Photoinduced electron transfer from excited [tris(2,2′-bipyridine)ruthenium(II)]2+ to a series of anthraquinones with small positive or negative Gibbs energy of reaction. Marcus behavior and negative activation enthalpies

Abstract

In the electron transfer (ET) quenching reactions of electronically excited *Ru(bpy)₃²⁺ in acetonitrile an increase of the rate constant k_q is observed in the series of 2-methyl-, 1-chloro-, and 1-nitro-anthraquinone as quenchers. If alkali salts are used as supporting electrolytes the AQ^- radical anions are found to form specific associates with the alkali cations. In the presence of non-associating tetraalkylammonium salts the system follows the predictions of Marcus theory. Numerical methods are developed which allow the determination of the rate constants of the conventional reaction scheme.

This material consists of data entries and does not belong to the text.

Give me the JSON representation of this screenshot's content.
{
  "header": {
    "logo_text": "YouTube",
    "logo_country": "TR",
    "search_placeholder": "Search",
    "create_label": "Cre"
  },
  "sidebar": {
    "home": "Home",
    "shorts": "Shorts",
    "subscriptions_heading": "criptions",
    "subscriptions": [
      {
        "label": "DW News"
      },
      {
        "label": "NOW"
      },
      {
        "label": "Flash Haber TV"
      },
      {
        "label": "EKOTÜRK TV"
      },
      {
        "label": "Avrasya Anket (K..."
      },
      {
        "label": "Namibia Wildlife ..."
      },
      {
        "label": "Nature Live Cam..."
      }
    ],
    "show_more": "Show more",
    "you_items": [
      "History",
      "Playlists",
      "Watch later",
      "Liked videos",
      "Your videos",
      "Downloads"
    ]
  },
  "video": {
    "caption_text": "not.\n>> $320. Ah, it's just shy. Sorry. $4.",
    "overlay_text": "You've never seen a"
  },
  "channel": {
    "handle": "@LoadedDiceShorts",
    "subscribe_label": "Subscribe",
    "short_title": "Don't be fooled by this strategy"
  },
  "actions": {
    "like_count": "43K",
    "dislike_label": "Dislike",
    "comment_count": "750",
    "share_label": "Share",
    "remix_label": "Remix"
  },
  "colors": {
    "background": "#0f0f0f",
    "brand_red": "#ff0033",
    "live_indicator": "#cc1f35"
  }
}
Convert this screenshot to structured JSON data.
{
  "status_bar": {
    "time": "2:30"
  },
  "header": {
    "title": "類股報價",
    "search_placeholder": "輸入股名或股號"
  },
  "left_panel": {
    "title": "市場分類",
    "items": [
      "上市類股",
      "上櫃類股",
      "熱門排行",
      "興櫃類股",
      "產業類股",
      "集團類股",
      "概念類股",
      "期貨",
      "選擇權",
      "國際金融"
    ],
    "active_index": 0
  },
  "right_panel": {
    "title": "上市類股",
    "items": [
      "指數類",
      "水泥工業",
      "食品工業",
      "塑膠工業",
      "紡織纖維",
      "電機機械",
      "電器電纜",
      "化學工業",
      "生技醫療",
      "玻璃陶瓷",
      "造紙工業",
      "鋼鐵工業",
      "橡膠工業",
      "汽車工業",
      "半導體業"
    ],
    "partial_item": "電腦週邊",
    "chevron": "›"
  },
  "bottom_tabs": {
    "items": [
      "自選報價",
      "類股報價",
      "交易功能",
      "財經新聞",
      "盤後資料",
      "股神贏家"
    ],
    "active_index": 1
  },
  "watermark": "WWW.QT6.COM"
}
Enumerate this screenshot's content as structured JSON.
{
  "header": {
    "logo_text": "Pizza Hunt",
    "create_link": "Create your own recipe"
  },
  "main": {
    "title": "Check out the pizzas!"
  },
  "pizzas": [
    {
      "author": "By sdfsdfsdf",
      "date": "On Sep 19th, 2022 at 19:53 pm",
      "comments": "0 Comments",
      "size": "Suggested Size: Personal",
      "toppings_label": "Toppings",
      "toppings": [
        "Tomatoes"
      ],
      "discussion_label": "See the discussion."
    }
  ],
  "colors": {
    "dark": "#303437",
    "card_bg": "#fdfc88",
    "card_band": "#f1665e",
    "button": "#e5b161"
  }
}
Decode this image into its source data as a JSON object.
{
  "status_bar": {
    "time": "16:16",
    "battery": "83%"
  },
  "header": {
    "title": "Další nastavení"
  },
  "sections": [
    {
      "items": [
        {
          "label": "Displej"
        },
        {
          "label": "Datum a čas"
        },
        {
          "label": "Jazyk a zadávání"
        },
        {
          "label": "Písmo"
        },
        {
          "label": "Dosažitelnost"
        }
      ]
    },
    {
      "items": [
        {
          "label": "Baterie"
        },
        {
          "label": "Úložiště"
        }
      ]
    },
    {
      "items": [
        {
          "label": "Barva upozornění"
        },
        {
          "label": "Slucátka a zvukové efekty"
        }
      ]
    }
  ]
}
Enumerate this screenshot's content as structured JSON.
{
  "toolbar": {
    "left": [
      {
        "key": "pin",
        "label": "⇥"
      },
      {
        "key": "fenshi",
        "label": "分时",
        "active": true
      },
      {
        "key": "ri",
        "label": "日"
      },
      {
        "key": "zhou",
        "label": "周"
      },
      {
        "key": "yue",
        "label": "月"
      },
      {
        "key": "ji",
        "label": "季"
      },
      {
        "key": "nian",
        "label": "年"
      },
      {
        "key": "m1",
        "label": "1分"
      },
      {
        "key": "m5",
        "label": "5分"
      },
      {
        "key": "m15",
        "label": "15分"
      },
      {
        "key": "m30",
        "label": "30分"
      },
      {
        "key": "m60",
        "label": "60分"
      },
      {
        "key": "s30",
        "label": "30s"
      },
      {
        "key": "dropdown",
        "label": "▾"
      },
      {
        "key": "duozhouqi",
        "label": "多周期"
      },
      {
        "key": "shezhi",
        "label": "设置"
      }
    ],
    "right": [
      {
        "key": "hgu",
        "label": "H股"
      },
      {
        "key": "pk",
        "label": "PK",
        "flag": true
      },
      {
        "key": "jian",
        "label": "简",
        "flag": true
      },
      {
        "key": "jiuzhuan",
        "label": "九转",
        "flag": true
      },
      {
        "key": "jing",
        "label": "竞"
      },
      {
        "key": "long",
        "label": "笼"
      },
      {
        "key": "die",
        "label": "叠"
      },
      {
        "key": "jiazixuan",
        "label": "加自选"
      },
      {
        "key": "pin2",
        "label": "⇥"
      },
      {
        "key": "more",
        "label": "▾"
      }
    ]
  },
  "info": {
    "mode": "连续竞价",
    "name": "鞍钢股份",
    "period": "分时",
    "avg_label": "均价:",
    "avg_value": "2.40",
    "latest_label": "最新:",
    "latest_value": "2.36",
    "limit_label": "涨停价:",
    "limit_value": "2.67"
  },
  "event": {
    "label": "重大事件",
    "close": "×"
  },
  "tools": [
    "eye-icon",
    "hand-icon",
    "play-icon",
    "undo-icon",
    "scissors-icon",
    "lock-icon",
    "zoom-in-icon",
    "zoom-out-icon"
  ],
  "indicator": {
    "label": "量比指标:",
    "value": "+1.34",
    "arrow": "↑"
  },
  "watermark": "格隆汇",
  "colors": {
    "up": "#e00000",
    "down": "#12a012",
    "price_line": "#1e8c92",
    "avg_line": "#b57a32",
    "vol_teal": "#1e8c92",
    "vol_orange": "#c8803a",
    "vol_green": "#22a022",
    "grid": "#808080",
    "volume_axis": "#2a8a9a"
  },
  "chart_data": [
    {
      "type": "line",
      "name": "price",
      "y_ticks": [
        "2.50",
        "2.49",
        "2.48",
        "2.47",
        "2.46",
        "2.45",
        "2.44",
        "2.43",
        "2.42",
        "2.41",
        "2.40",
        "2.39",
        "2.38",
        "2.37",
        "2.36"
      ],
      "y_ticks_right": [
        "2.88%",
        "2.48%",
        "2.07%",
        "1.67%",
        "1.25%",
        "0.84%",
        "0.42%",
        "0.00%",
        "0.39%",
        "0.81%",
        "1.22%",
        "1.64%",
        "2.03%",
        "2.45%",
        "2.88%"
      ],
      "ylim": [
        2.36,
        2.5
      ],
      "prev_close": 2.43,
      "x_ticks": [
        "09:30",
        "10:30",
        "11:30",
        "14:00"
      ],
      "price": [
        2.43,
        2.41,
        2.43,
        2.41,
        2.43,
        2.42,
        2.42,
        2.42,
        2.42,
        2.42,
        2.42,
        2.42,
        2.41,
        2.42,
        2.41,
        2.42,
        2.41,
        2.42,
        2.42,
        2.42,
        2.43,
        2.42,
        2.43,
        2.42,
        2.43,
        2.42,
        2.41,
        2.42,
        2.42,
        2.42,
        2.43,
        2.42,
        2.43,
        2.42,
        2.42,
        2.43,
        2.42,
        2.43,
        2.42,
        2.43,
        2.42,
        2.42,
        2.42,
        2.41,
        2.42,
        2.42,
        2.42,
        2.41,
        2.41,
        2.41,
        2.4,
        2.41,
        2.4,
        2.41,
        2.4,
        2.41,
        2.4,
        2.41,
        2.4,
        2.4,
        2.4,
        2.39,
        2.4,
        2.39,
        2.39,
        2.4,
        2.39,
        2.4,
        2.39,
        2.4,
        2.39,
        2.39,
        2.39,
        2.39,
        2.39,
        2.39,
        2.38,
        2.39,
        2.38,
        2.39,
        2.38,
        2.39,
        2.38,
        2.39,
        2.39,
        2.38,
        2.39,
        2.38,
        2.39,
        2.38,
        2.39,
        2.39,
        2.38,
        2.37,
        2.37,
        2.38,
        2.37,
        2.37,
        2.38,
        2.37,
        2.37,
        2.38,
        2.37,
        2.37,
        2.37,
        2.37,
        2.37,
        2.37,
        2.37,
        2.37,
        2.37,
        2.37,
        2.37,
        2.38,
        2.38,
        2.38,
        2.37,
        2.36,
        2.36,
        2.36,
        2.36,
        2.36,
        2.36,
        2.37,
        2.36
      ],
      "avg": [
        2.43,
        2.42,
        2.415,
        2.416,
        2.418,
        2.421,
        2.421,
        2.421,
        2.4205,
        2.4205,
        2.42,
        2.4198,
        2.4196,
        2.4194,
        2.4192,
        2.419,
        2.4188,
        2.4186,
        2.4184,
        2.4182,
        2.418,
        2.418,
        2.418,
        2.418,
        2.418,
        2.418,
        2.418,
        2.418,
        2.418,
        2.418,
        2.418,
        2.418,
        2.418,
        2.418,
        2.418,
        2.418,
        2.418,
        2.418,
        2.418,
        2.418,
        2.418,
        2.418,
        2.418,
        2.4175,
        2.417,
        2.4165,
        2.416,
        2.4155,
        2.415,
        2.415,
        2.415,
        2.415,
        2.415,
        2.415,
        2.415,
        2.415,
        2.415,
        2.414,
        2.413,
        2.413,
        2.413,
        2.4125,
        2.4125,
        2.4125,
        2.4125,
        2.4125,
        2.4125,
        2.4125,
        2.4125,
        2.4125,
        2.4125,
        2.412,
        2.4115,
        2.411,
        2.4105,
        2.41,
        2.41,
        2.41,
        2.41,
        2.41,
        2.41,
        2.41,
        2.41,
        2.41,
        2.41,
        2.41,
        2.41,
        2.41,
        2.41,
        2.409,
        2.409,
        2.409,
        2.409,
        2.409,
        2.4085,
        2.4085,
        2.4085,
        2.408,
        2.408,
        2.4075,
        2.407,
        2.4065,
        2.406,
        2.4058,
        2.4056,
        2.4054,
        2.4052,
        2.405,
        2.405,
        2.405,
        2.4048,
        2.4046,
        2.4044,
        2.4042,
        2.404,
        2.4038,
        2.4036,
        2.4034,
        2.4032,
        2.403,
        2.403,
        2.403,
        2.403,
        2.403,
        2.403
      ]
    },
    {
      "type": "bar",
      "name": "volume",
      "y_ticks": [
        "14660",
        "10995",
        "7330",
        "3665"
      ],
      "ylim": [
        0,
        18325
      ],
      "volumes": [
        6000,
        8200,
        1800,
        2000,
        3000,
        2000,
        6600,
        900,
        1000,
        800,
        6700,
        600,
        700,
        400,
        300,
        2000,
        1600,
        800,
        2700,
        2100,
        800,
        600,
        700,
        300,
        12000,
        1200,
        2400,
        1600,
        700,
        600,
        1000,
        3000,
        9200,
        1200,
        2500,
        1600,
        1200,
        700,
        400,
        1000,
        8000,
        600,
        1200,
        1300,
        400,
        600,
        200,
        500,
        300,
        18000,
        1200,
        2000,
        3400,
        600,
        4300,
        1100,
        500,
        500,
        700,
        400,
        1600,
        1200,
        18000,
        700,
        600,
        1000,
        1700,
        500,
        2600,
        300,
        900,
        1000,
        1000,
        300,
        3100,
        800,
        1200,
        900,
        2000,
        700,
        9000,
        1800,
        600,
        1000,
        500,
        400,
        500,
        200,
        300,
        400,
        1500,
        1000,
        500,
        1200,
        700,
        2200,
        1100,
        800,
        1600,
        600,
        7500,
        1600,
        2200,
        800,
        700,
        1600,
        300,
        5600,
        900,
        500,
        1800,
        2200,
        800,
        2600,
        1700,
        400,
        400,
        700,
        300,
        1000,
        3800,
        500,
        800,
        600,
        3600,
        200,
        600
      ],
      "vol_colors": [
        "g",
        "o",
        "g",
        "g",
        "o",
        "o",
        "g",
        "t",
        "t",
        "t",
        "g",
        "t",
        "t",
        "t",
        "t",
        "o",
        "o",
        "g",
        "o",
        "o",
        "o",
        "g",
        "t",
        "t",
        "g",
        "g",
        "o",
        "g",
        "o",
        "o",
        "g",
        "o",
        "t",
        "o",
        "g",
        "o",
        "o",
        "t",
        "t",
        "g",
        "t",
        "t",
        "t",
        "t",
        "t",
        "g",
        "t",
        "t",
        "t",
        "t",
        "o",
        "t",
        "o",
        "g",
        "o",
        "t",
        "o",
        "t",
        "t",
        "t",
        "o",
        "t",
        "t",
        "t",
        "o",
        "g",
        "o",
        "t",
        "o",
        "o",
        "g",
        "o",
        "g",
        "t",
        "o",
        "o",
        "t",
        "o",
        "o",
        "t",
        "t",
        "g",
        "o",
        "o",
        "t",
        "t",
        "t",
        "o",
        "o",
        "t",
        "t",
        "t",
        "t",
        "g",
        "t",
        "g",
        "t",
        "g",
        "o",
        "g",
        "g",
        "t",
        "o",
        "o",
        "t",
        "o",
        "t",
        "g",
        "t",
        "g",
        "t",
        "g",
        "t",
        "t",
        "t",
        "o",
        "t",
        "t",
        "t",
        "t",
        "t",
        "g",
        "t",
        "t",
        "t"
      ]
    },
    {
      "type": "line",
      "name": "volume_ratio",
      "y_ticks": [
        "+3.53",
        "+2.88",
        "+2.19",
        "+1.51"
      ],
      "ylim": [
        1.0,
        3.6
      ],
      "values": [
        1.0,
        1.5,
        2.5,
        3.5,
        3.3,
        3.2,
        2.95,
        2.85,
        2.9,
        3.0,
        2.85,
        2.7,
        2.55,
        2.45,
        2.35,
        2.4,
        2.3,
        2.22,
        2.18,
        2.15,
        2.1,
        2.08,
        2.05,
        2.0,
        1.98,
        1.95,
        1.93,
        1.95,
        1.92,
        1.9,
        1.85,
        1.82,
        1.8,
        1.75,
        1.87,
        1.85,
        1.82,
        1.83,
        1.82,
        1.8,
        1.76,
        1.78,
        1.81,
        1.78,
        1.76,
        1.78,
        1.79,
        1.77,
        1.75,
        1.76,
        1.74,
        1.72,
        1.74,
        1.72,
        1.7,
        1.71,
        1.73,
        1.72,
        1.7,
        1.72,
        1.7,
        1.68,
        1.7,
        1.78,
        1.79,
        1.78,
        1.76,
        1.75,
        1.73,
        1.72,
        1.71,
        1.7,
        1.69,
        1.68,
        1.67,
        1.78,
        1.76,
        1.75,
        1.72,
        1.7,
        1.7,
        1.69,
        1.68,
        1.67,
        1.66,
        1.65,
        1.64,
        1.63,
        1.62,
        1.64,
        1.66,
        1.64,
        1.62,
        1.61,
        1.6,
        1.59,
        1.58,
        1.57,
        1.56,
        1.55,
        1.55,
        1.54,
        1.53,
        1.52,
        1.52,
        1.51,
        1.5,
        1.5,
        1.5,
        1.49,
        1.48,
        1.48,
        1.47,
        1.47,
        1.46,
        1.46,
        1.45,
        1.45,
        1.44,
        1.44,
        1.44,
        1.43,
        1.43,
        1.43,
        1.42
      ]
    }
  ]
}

This analysis shows that the quantum yield of free AQ^- radical anion formation is governed by the interplay of forward, reverse and back ET. Negative activation enthalpies are found for the activation controlled quenching reactions. From the numerical analysis of the system of rate constants it is inferred that this phenomenon is due to the elementary ET step in the reaction sequence. We discuss the pre-equilibrium and elementary reaction models for reactions with negative activation enthalpy and present, to our knowledge, the first example of successful discrimination between them.